I'm doing T.S. Eliot for Module B, and was wondering if we need to reference critics or scholars?

If so, are there any sources or links to useful criticisms you could provide me?

Thanks :)

Hey, nishta!

Referencing scholars and critics in Module B isn't a requirement but it may enable you to elevate your response. This is because it shows you have done further reading and engaging more critically with the text as a result. I have a sample paragraph below showing you how you could integrate the quotes in  using An Artist of the Floating World.

Spoiler
Simply acknowledging the irreversibility of tragedy would limit a text’s academic longevity; literature ultimately invites us to examine the enduring quality of hope in response to these uncomfortable truths. Though the text explores human flaws and misguidances to a moderate extent, An Artist of the Floating World delivers more positive implications by repositioning its reflective discourse to the present. The conclusion of the novel effectively depicts a promising recovery from the impact of war and economic prosperity ahead.

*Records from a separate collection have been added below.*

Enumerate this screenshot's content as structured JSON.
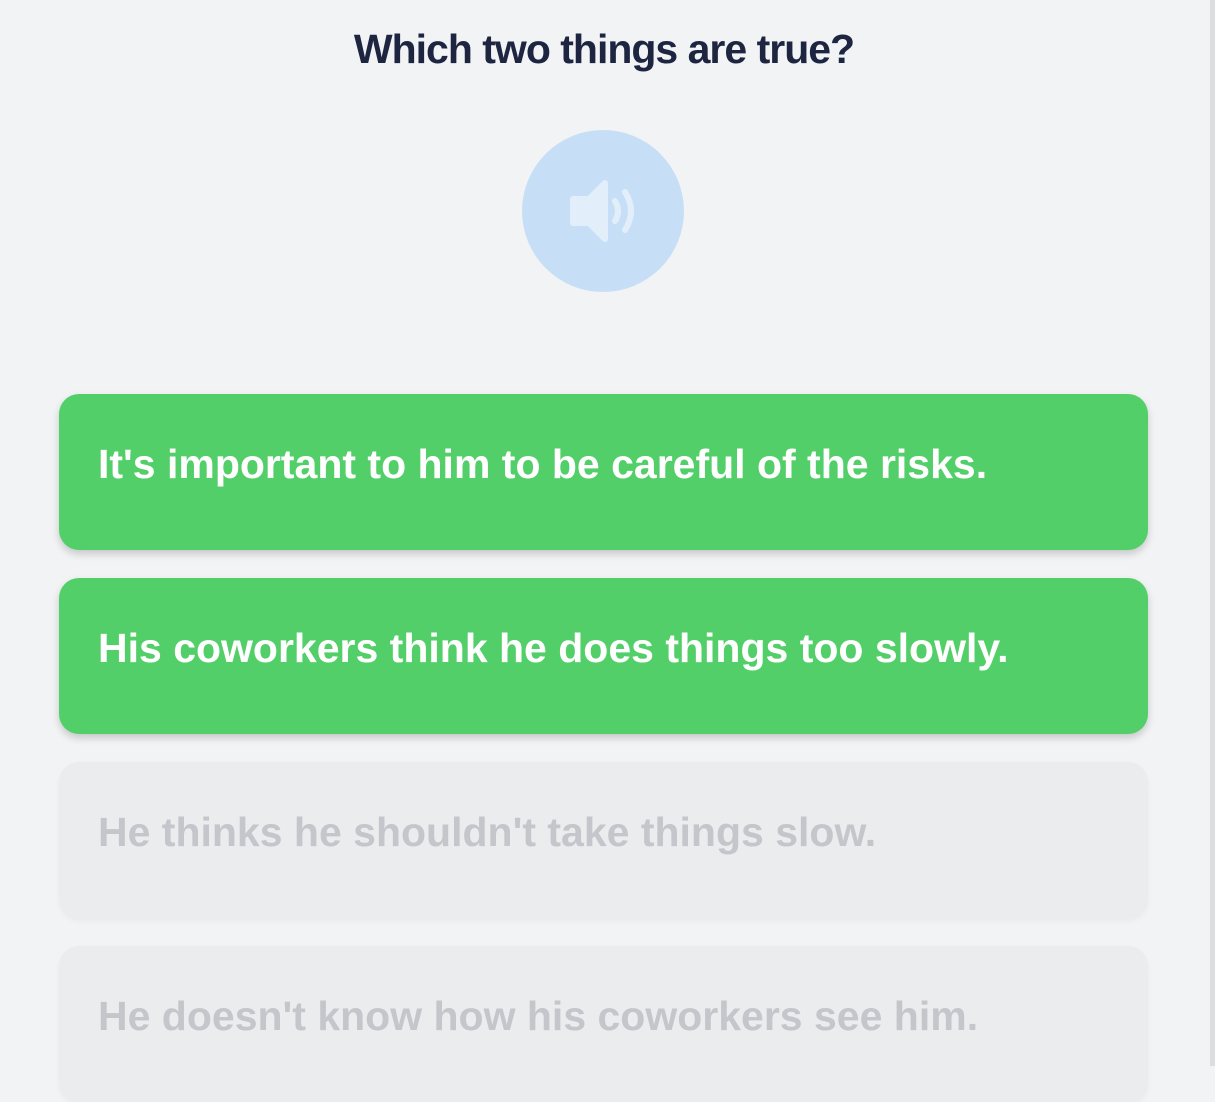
{
  "question": {
    "title": "Which two things are true?"
  },
  "audio": {
    "icon": "speaker-icon"
  },
  "options": [
    {
      "label": "It's important to him to be careful of the risks.",
      "state": "selected"
    },
    {
      "label": "His coworkers think he does things too slowly.",
      "state": "selected"
    },
    {
      "label": "He thinks he shouldn't take things slow.",
      "state": "disabled"
    },
    {
      "label": "He doesn't know how his coworkers see him.",
      "state": "disabled"
    }
  ],
  "colors": {
    "background": "#f2f3f5",
    "title": "#1e2540",
    "selected": "#53cf69",
    "disabled": "#ebecee",
    "disabled_text": "#c4c6cb",
    "audio_button": "#c7dff6"
  }
}
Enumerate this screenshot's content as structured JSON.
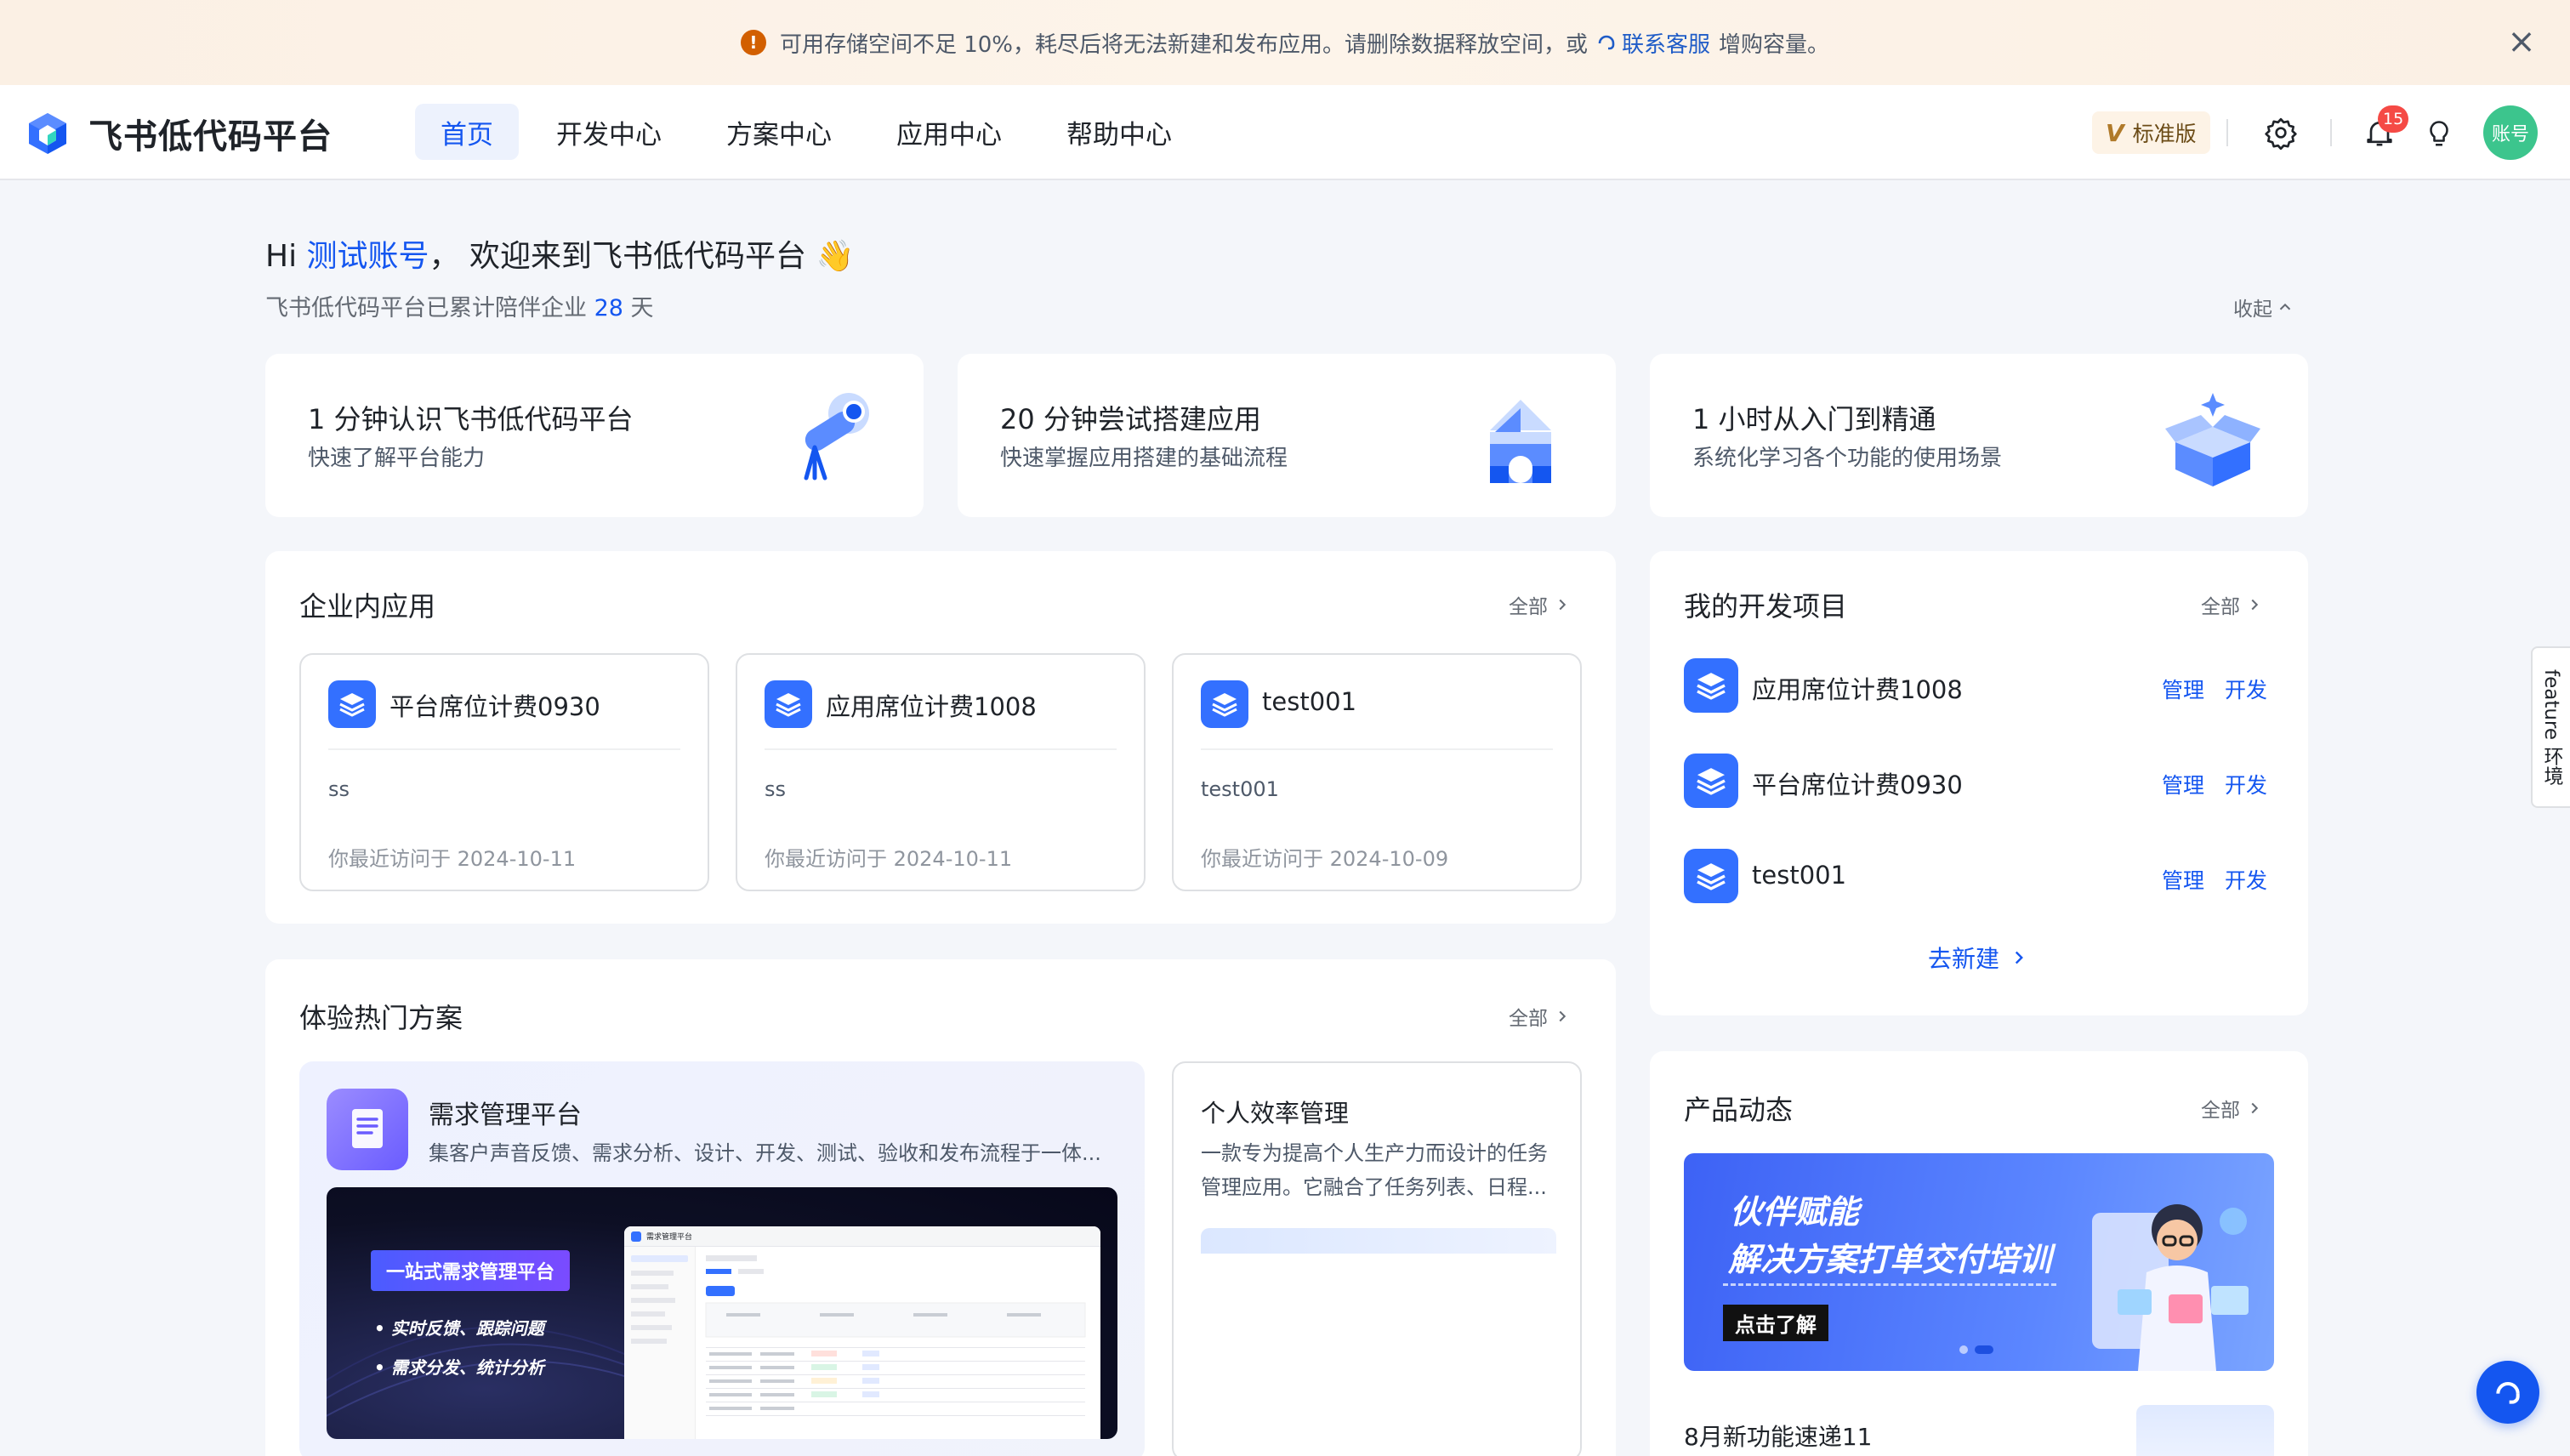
{
  "banner": {
    "message": "可用存储空间不足 10%，耗尽后将无法新建和发布应用。请删除数据释放空间，或",
    "link": "联系客服",
    "suffix": "增购容量。"
  },
  "nav": {
    "brand": "飞书低代码平台",
    "tabs": [
      "首页",
      "开发中心",
      "方案中心",
      "应用中心",
      "帮助中心"
    ],
    "version": "标准版",
    "notification_count": "15",
    "avatar_text": "账号"
  },
  "greeting": {
    "hi": "Hi",
    "username": "测试账号",
    "welcome": "，  欢迎来到飞书低代码平台",
    "emoji": "👋",
    "accompany_prefix": "飞书低代码平台已累计陪伴企业",
    "days": "28",
    "days_unit": "天",
    "collapse": "收起"
  },
  "guides": [
    {
      "title": "1 分钟认识飞书低代码平台",
      "desc": "快速了解平台能力"
    },
    {
      "title": "20 分钟尝试搭建应用",
      "desc": "快速掌握应用搭建的基础流程"
    },
    {
      "title": "1 小时从入门到精通",
      "desc": "系统化学习各个功能的使用场景"
    }
  ],
  "enterprise_apps": {
    "title": "企业内应用",
    "all": "全部",
    "apps": [
      {
        "name": "平台席位计费0930",
        "desc": "ss",
        "visited": "你最近访问于 2024-10-11"
      },
      {
        "name": "应用席位计费1008",
        "desc": "ss",
        "visited": "你最近访问于 2024-10-11"
      },
      {
        "name": "test001",
        "desc": "test001",
        "visited": "你最近访问于 2024-10-09"
      }
    ]
  },
  "my_projects": {
    "title": "我的开发项目",
    "all": "全部",
    "items": [
      {
        "name": "应用席位计费1008",
        "manage": "管理",
        "develop": "开发"
      },
      {
        "name": "平台席位计费0930",
        "manage": "管理",
        "develop": "开发"
      },
      {
        "name": "test001",
        "manage": "管理",
        "develop": "开发"
      }
    ],
    "create": "去新建"
  },
  "hot_solutions": {
    "title": "体验热门方案",
    "all": "全部",
    "featured": {
      "title": "需求管理平台",
      "desc": "集客户声音反馈、需求分析、设计、开发、测试、验收和发布流程于一体...",
      "banner_title": "一站式需求管理平台",
      "bullets": [
        "实时反馈、跟踪问题",
        "需求分发、统计分析"
      ],
      "mock_app_title": "需求管理平台"
    },
    "second": {
      "title": "个人效率管理",
      "desc_line1": "一款专为提高个人生产力而设计的任务",
      "desc_line2": "管理应用。它融合了任务列表、日程..."
    }
  },
  "product_news": {
    "title": "产品动态",
    "all": "全部",
    "banner_line1": "伙伴赋能",
    "banner_line2": "解决方案打单交付培训",
    "banner_cta": "点击了解",
    "news_item": "8月新功能速递11"
  },
  "side_tab": "feature 环境"
}
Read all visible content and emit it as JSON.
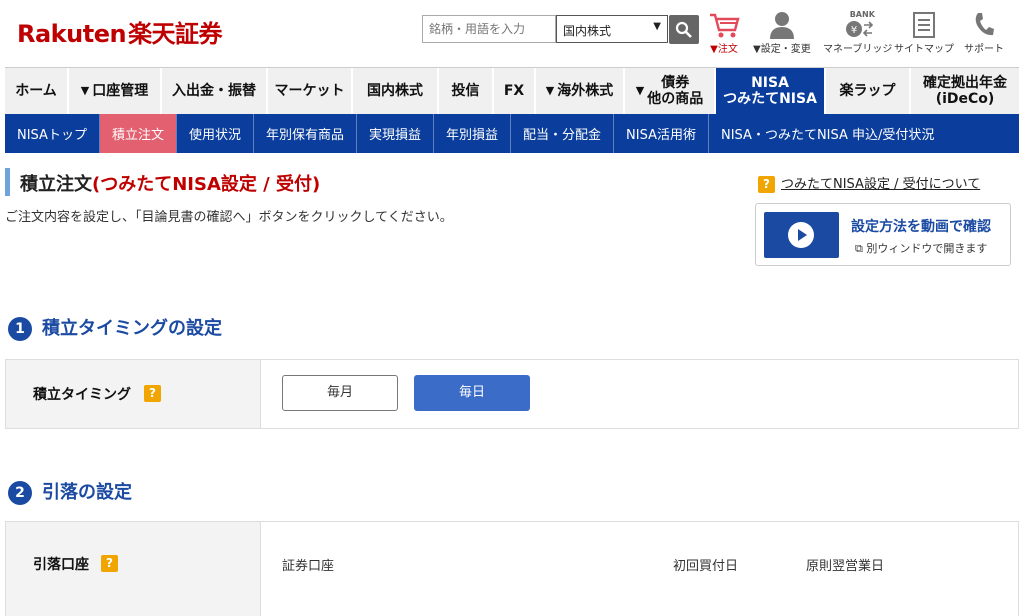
{
  "header": {
    "logo_en": "Rakuten",
    "logo_jp": "楽天証券",
    "search": {
      "placeholder": "銘柄・用語を入力",
      "select_value": "国内株式"
    },
    "icons": [
      {
        "label": "▼注文",
        "icon": "cart-icon"
      },
      {
        "label": "▼設定・変更",
        "icon": "user-icon"
      },
      {
        "label": "マネーブリッジ",
        "icon": "bank-icon",
        "badge": "BANK"
      },
      {
        "label": "サイトマップ",
        "icon": "sitemap-icon"
      },
      {
        "label": "サポート",
        "icon": "phone-icon"
      }
    ]
  },
  "main_nav": [
    {
      "label": "ホーム"
    },
    {
      "label": "口座管理",
      "dropdown": true
    },
    {
      "label": "入出金・振替"
    },
    {
      "label": "マーケット"
    },
    {
      "label": "国内株式"
    },
    {
      "label": "投信"
    },
    {
      "label": "FX"
    },
    {
      "label": "海外株式",
      "dropdown": true
    },
    {
      "label": "債券",
      "label2": "他の商品",
      "dropdown": true
    },
    {
      "label": "NISA",
      "label2": "つみたてNISA",
      "active": true
    },
    {
      "label": "楽ラップ"
    },
    {
      "label": "確定拠出年金",
      "label2": "(iDeCo)"
    }
  ],
  "sub_nav": [
    {
      "label": "NISAトップ"
    },
    {
      "label": "積立注文",
      "active": true
    },
    {
      "label": "使用状況"
    },
    {
      "label": "年別保有商品"
    },
    {
      "label": "実現損益"
    },
    {
      "label": "年別損益"
    },
    {
      "label": "配当・分配金"
    },
    {
      "label": "NISA活用術"
    },
    {
      "label": "NISA・つみたてNISA 申込/受付状況"
    }
  ],
  "page": {
    "title": "積立注文",
    "title_sub": "(つみたてNISA設定 / 受付)",
    "help_link": "つみたてNISA設定 / 受付について",
    "instruction": "ご注文内容を設定し、「目論見書の確認へ」ボタンをクリックしてください。",
    "video_title": "設定方法を動画で確認",
    "video_sub": "別ウィンドウで開きます"
  },
  "section1": {
    "num": "1",
    "title": "積立タイミングの設定",
    "row_label": "積立タイミング",
    "options": [
      "毎月",
      "毎日"
    ],
    "selected": "毎日"
  },
  "section2": {
    "num": "2",
    "title": "引落の設定",
    "row_label": "引落口座",
    "account": "証券口座",
    "first_buy_label": "初回買付日",
    "first_buy_value": "原則翌営業日"
  },
  "help_mark": "?",
  "colors": {
    "brand_red": "#bf0000",
    "nav_blue": "#0a3d9c",
    "active_pink": "#e2606f",
    "accent_blue": "#3b6cc8",
    "help_orange": "#f0a500"
  }
}
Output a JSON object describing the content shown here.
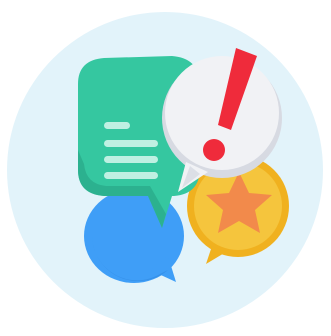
{
  "illustration": {
    "subject": "feedback-alert-chat-bubbles",
    "icons": [
      "chat-bubble-icon",
      "speech-bubble-icon",
      "star-review-icon",
      "exclamation-alert-icon"
    ],
    "colors": {
      "background_circle": "#e2f3fa",
      "green_bubble": "#35c7a0",
      "green_bubble_shadow": "#2aa887",
      "green_bubble_lines": "#bff0e2",
      "blue_bubble": "#3f9ef7",
      "blue_bubble_shadow": "#2f86de",
      "yellow_bubble": "#f5c53d",
      "yellow_bubble_rim": "#f0b11f",
      "star": "#f28a4b",
      "white_bubble": "#f1f2f5",
      "white_bubble_shadow": "#d7dae2",
      "alert": "#ef2b3b"
    }
  }
}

The motif of light characteristic of the pleasure district, a significant setting constructed as representative of the past, manifests in visual imagery of “brightly-lit bars...beneath those lamps”, coloured with a reminiscent tone. However, this symbolism skilfully transforms into one of hope with how the metonymy of “bright whiteless shirtsleeves emerging”, signifying “groups of employees”, replaces the former illusion of decadence with the reformation of Japan. The inclusive language created with the plural pronoun “Our nation” and the indefinite pronoun in “One can only wish these young people well” enables the author to finally renounce Ono from his narrator role, extending the aspirations of a flourishing society to the contemporary context. While the novel is indeed a “sensitive examination of the turmoil in postwar Japan, a time when certainties were overturned” (Iain Maloney, 2015), Ishiguro deliberately illuminates glimpses of success amid the stasis and despair to encourage readers to empathise and speculate with optimism on the future. Thus, the text seeks to not only acknowledge uncomfortable truths for empathy, but can be appreciated from its resonance with our continual ambitions, striving for the betterment of humanity today.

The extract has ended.